Sunday, September 07, 2008

CDK development with branches using Git

Christoph pointed me to a video on Git by Linus. CDK is now using branches extensively in development, and just set up a branch for the upcoming 1.2.0 release later this year (end of October, see cdk-1.2.x). Christoph has just reviewed the branch containing the API move to Iterable. This patch now allows to do this (which would really deserve a blog item by itself):
for (IAtom atom : molecule.atoms()) {
System.out.println("Symbol: " + atom.getSymbol());
Now, while branching in SVN is easy (svn copy), merging is a pain, something Miguel and I found out in the last half year, where he and I experimented with using branches in development (see also Comparing Branches). We discovered that porting bug fixes from trunk to a branch, or just keeping the branch synchronized with trunk, simply does not work. And merging itself, after a while, became a tedious process. So, when watching Linus' movie on Git where he mentions being able to merge several branches a day, I knew I had to switch. A full switch for the CDK depends on an always accessible repository (I have been thinking about GitHub; anyone with an opinion on that?).

However, you can start using Git without a central Git repository, including branch support. This blog by Bart has the juicy details, which I'll apply here to CDK, for easy copy/pasting. This replaces the earlier writing on Offline CDK development using git-svn.

First step is to get yourself a Git mirror of SVN (which will take a long time; do it overnight(s)):
$ git svn clone -T trunk -b branches -t tags
$ git gc
The second command compresses commits to reduce the size of your local Git copy, resulting in a cdk folder of about 300MB. Enter the directory, and check that it has the default master branch:
$ git branch
* master
In SVN one must always do a svn update before one starts coding. Similarly, in git you do (and I found this important to keep your local repository consistent):
$ git svn rebase
Committing has not changed, and a simple change would go via:
$ nano build.xml
$ git commit -m "Changed something, but too lazy to write up what I actually changed" build.xml
$ git svn dcommit
Now, before we move to setting up branches, one must realize that there are SVN branches and (local) Git branches. Keep that in mind, and consider that we have Git to realize how to keep them synchronized. The check the Git branches one uses git branch as shown above; to view the SVN branches, however, we type (which should produce a quite long list for the CDK; only a few listed below):
$ git branch -r
Here, the first is CDK trunk, the second a tag tags/cdk-2003-Oct-17, and the last two are the branches cdk-1.2.x and mesprague-iterators (no longer existing). I am not sure why the branches/ is missing here; some git-svn magic I presume.

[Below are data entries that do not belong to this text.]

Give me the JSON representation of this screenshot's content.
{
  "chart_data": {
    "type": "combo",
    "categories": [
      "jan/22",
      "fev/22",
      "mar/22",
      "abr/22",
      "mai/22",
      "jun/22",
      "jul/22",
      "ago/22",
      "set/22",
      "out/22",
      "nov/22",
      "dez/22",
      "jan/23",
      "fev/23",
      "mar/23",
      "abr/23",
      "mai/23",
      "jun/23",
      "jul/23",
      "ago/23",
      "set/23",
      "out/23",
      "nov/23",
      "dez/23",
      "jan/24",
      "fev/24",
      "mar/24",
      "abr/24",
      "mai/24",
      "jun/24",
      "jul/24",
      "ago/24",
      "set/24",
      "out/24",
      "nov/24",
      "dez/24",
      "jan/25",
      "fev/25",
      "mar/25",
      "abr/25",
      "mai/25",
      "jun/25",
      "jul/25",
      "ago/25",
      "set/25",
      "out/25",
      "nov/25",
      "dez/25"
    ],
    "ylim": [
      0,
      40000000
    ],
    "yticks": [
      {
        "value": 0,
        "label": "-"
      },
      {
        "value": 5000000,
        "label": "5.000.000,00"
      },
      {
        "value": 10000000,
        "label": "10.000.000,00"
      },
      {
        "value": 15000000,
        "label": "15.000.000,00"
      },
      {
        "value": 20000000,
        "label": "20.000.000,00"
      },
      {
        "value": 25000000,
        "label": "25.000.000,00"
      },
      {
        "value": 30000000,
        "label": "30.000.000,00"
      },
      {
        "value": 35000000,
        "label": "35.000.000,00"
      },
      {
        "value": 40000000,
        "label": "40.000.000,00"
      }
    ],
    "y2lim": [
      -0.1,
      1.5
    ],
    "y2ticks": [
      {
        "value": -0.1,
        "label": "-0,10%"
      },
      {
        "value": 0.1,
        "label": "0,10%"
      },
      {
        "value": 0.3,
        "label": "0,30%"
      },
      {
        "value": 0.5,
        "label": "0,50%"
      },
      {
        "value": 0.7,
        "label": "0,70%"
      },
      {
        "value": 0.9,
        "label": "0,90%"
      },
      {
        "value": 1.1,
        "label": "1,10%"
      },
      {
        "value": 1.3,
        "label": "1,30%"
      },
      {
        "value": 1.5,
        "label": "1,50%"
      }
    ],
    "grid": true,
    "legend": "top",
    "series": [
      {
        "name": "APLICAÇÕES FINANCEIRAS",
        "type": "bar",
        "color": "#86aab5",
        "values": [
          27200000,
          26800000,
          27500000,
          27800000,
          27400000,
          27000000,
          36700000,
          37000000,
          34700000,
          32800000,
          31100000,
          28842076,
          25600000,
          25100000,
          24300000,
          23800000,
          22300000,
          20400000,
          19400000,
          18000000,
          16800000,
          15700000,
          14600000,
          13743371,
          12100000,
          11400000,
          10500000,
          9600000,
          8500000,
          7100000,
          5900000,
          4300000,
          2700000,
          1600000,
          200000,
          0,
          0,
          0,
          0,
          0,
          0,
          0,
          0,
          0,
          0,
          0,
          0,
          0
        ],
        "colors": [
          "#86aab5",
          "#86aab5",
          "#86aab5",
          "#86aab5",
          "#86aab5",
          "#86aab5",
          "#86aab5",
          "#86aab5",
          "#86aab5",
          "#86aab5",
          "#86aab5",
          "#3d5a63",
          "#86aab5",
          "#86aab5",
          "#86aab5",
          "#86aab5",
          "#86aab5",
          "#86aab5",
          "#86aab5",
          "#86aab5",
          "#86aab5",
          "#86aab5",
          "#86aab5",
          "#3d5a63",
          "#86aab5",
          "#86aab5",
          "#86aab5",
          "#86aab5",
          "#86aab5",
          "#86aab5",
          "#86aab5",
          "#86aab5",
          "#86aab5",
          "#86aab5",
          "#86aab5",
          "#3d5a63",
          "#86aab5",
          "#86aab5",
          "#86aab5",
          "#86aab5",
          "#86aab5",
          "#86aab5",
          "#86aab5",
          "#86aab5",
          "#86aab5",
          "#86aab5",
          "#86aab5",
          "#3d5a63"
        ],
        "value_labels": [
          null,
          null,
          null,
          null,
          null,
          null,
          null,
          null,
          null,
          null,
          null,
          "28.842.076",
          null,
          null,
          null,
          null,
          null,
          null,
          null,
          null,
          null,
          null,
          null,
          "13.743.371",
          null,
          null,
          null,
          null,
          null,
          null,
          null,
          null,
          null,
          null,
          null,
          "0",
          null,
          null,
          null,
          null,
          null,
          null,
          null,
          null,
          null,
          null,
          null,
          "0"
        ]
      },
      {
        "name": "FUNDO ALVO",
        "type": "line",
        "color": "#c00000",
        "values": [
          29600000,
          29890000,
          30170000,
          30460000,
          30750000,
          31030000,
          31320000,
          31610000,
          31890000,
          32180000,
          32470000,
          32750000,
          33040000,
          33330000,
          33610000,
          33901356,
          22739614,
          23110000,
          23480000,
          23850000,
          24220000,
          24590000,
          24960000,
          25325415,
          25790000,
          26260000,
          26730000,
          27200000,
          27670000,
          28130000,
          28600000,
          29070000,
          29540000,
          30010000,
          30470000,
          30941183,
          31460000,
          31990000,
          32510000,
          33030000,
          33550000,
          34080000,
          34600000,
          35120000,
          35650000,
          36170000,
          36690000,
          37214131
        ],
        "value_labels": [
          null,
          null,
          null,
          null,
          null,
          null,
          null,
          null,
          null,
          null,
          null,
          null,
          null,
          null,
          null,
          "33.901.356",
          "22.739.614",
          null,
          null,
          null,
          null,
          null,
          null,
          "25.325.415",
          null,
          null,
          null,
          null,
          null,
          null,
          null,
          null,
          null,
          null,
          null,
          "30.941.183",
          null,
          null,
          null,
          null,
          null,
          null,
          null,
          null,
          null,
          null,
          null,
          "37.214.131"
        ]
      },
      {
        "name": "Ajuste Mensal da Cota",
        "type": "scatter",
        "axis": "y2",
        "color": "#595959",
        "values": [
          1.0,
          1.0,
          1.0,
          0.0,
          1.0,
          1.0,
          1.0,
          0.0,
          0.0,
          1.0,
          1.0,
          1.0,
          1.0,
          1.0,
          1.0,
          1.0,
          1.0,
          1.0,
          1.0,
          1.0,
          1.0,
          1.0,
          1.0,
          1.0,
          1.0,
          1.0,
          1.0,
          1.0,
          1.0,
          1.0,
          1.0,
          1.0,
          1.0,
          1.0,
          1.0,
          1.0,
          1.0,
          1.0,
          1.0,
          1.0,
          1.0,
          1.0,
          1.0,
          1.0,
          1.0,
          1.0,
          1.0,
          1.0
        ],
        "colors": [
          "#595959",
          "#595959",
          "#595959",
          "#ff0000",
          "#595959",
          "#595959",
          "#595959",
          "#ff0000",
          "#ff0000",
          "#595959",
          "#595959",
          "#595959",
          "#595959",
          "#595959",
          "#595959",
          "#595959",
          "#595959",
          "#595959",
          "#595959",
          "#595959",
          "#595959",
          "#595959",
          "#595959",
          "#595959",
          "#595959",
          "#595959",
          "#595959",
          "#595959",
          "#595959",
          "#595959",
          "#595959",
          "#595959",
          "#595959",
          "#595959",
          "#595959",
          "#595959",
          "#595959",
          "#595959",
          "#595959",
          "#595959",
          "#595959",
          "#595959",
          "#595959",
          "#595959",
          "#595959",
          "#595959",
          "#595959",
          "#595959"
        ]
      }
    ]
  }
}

Now, to create local Git branches that are synchronized with the SVN cdk-1.2.x and cdk-1.0.x branches, we type:
$ git checkout -b my-local-1.2 cdk-1.2.x
$ git checkout -b my-local-1.0 cdk-1.0.x
$ git branch
* master
You can now easily change branches with git checkout <BRANCH>, and check which SVN path you are working against with git log -1:
$ git checkout my-local-1.2
$ git log -1
commit 93bd0b22bbad31897eed6686e5b208c5e23505f7
Author: egonw
Date: Sun Sep 7 08:13:38 2008 +0000

Fixed inline citation (closes #1987947)

git-svn-id: eb4e18e3-b210-0410-a6ab-dec725e4b171
Inspection of the output shows the git-svn-id line which indicates that that patch was indeed commited against cdk/branches/cdk-1.2.x.

With this set up, I can easily changes between trunk and branches, and backport patches from trunk to the cdk-1.2.x branch (using git cherry-pick) and merge all commits to the branch into trunk using:
$ git checkout master
git merge cdk-1.2.x

Git does an excellent job here. It recognizes when the branch was last merged with trunk, and will not attempt to apply patches twice. Even better, it also recognized patches that were backported from trunk to the branch, and will not attempt to merge that either.

The result: I can easily merge branches now, generally speeding up CDK development! For example, it reduces the time between someone submits a patch, and when I apply it to trunk (or cdk-1.2.x in case of a bug fix). I just set up a local branch, apply the patch, and tune until I am happy; I do not keep trunk unstable, as I am doing this in a separate branch. Similarly, if people develop there patch in an SVN branch, I can just as easily switch branches (as described above) and check things, before I merge).

Setting up new SVN branches
As far as I know, git-svn cannot create or delete new SVN branches. But this is easy enough with SVN command:
$ svn copy
$ git svn fetch
$ git checkout -b my-local-newbranch egonw-mynewbranch
$ # hack in my-local-newbranch
$ git commit -a
$ git svn dcommit
$ git checkout master
$ git merge my-local-newbranch
$ svn remove
Enough for now.

1 comment:

  1. Egon,

    Thanks for the tip and example. Git looks very interesting. Funny thing is, in his presentation Linus only manages to talk about two basic things:

    (1) the advantages making merges really easy, and

    (2) the advantages of a decentralized model for development

    And even so, I'm curious enough to give Git a try.